After the Battle of Arnhem, General Urquhart described an incident that took place on Sunday, September 24, near the railway line at the northern end of the British defense line.

“Everyone was exhausted. In the half-collapsed house that the King’s Own Scottish Borderers used as headquarters, Colonel Payton-Reid had a meeting held at a table covered in grit. There were four men present. Payton-Reid heard herself talking in the distance. Someone had fallen asleep with his head on the table. Someone else fell asleep. Now all four of them were dozing. Moments later, Payton-Reid woke up and woke the three others.”

That afternoon there was a lull in the fighting for a few hours.

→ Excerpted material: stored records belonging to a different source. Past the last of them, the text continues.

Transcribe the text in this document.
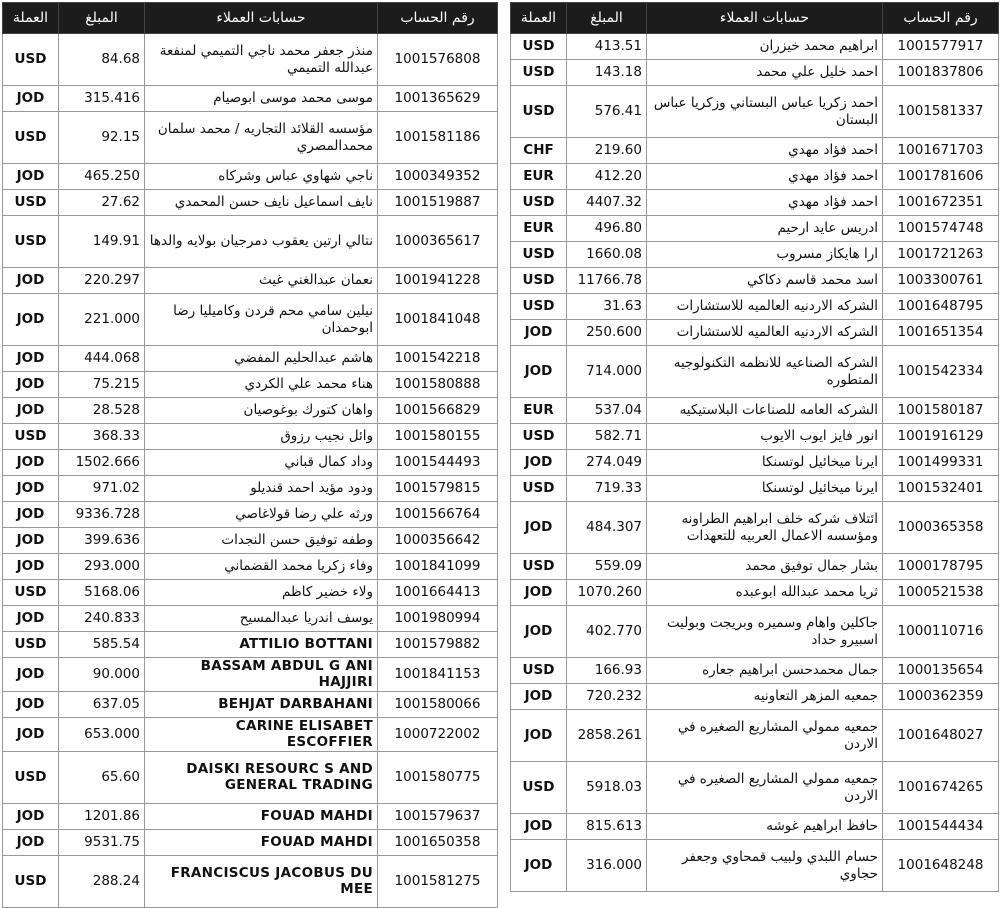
العملة	المبلغ	حسابات العملاء	رقم الحساب
USD	84.68	منذر جعفر محمد ناجي التميمي لمنفعة عبدالله التميمي	1001576808
JOD	315.416	موسى محمد موسى ابوصيام	1001365629
USD	92.15	مؤسسه القلائد التجاريه / محمد سلمان محمدالمصري	1001581186
JOD	465.250	ناجي شهاوي عباس وشركاه	1000349352
USD	27.62	نايف اسماعيل نايف حسن المحمدي	1001519887
USD	149.91	نتالي ارتين يعقوب دمرجيان بولايه والدها	1000365617
JOD	220.297	نعمان عبدالغني غيث	1001941228
JOD	221.000	نيلين سامي محم قردن وكاميليا رضا ابوحمدان	1001841048
JOD	444.068	هاشم عبدالحليم المفضي	1001542218
JOD	75.215	هناء محمد علي الكردي	1001580888
JOD	28.528	واهان كتورك بوغوصيان	1001566829
USD	368.33	وائل نجيب رزوق	1001580155
JOD	1502.666	وداد كمال قباني	1001544493
JOD	971.02	ودود مؤيد احمد قنديلو	1001579815
JOD	9336.728	ورثه علي رضا قولاغاصي	1001566764
JOD	399.636	وطفه توفيق حسن النجدات	1000356642
JOD	293.000	وفاء زكريا محمد القضماني	1001841099
USD	5168.06	ولاء خضير كاظم	1001664413
JOD	240.833	يوسف اندريا عبدالمسيح	1001980994
USD	585.54	ATTILIO BOTTANI	1001579882
JOD	90.000	BASSAM ABDUL G ANI HAJJIRI	1001841153
JOD	637.05	BEHJAT DARBAHANI	1001580066
JOD	653.000	CARINE ELISABET ESCOFFIER	1000722002
USD	65.60	DAISKI RESOURC S AND GENERAL TRADING	1001580775
JOD	1201.86	FOUAD MAHDI	1001579637
JOD	9531.75	FOUAD MAHDI	1001650358
USD	288.24	FRANCISCUS JACOBUS DU MEE	1001581275
العملة	المبلغ	حسابات العملاء	رقم الحساب
USD	413.51	ابراهيم محمد خيزران	1001577917
USD	143.18	احمد خليل علي محمد	1001837806
USD	576.41	احمد زكريا عباس البستاني وزكريا عباس البستان	1001581337
CHF	219.60	احمد فؤاد مهدي	1001671703
EUR	412.20	احمد فؤاد مهدي	1001781606
USD	4407.32	احمد فؤاد مهدي	1001672351
EUR	496.80	ادريس عايد ارحيم	1001574748
USD	1660.08	ارا هايكاز مسروب	1001721263
USD	11766.78	اسد محمد قاسم دكاكي	1003300761
USD	31.63	الشركه الاردنيه العالميه للاستشارات	1001648795
JOD	250.600	الشركه الاردنيه العالميه للاستشارات	1001651354
JOD	714.000	الشركه الصناعيه للانظمه التكنولوجيه المتطوره	1001542334
EUR	537.04	الشركه العامه للصناعات البلاستيكيه	1001580187
USD	582.71	انور فايز ايوب الايوب	1001916129
JOD	274.049	ايرنا ميخائيل لوتسنكا	1001499331
USD	719.33	ايرنا ميخائيل لوتسنكا	1001532401
JOD	484.307	ائتلاف شركه خلف ابراهيم الطراونه ومؤسسه الاعمال العربيه للتعهدات	1000365358
USD	559.09	بشار جمال توفيق محمد	1000178795
JOD	1070.260	ثريا محمد عبدالله ابوعبده	1000521538
JOD	402.770	جاكلين واهام وسميره وبريجت وبوليت اسبيرو حداد	1000110716
USD	166.93	جمال محمدحسن ابراهيم جعاره	1000135654
JOD	720.232	جمعيه المزهر التعاونيه	1000362359
JOD	2858.261	جمعيه ممولي المشاريع الصغيره في الاردن	1001648027
USD	5918.03	جمعيه ممولي المشاريع الصغيره في الاردن	1001674265
JOD	815.613	حافظ ابراهيم غوشه	1001544434
JOD	316.000	حسام اللبدي ولبيب قمحاوي وجعفر حجاوي	1001648248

Colonel Warrack, the highest ranking British doctor in Oosterbeek, had agreed a ceasefire with the Germans to remove as many wounded as possible to hospitals in the area.

Another incident is described in historian Antony Beevor’s book about the Battle of Arnhem.

During the ceasefire, a Polish paratrooper discovered the body of a British soldier in front of the trench assigned to him. The Pole was afraid that the body would decompose. Together with another soldier they decided to throw the body in another trench and bury it. But the moment they picked up the body by the arms and legs, the soldier opened his eyes in surprise. He was lying alone enjoying the sun during the truce and had fallen asleep.

One of the wounded who was taken to the Elisabeth Gasthuis during the armistice was General Hackett. Hackett had been wounded by a mortar shell that morning. There were now two British generals in the Elisabeth Gasthuis. Earlier during the Battle of Arnhem, General Lathbury had also been wounded.

Both British generals were smuggled out of the hospital by the Arnhem resistance fighter Piet Kruijff after the Battle of Arnhem. Both Lathbury and Hackett managed to reach the British lines again.

The ceeasefire on Sunday September 24, had been a welcome break from the shelling in Oosterbeek. But the Germans then resumed the shelling with all 110 artillery pieces they had placed around Oosterbeek.

The German army leadership was afraid that the Allied ground troops would succeed in relieving the British in Oosterbeek. For that reason, the pressure on General Bittrich was great to destroy the British as quickly as possible.

But despite the exhaustion, the lack of food and ammunition, the continuous mortar bombardments and the fighting against the German troops, the British perimeter held firm.

Urquhart: “We could have held out another day.”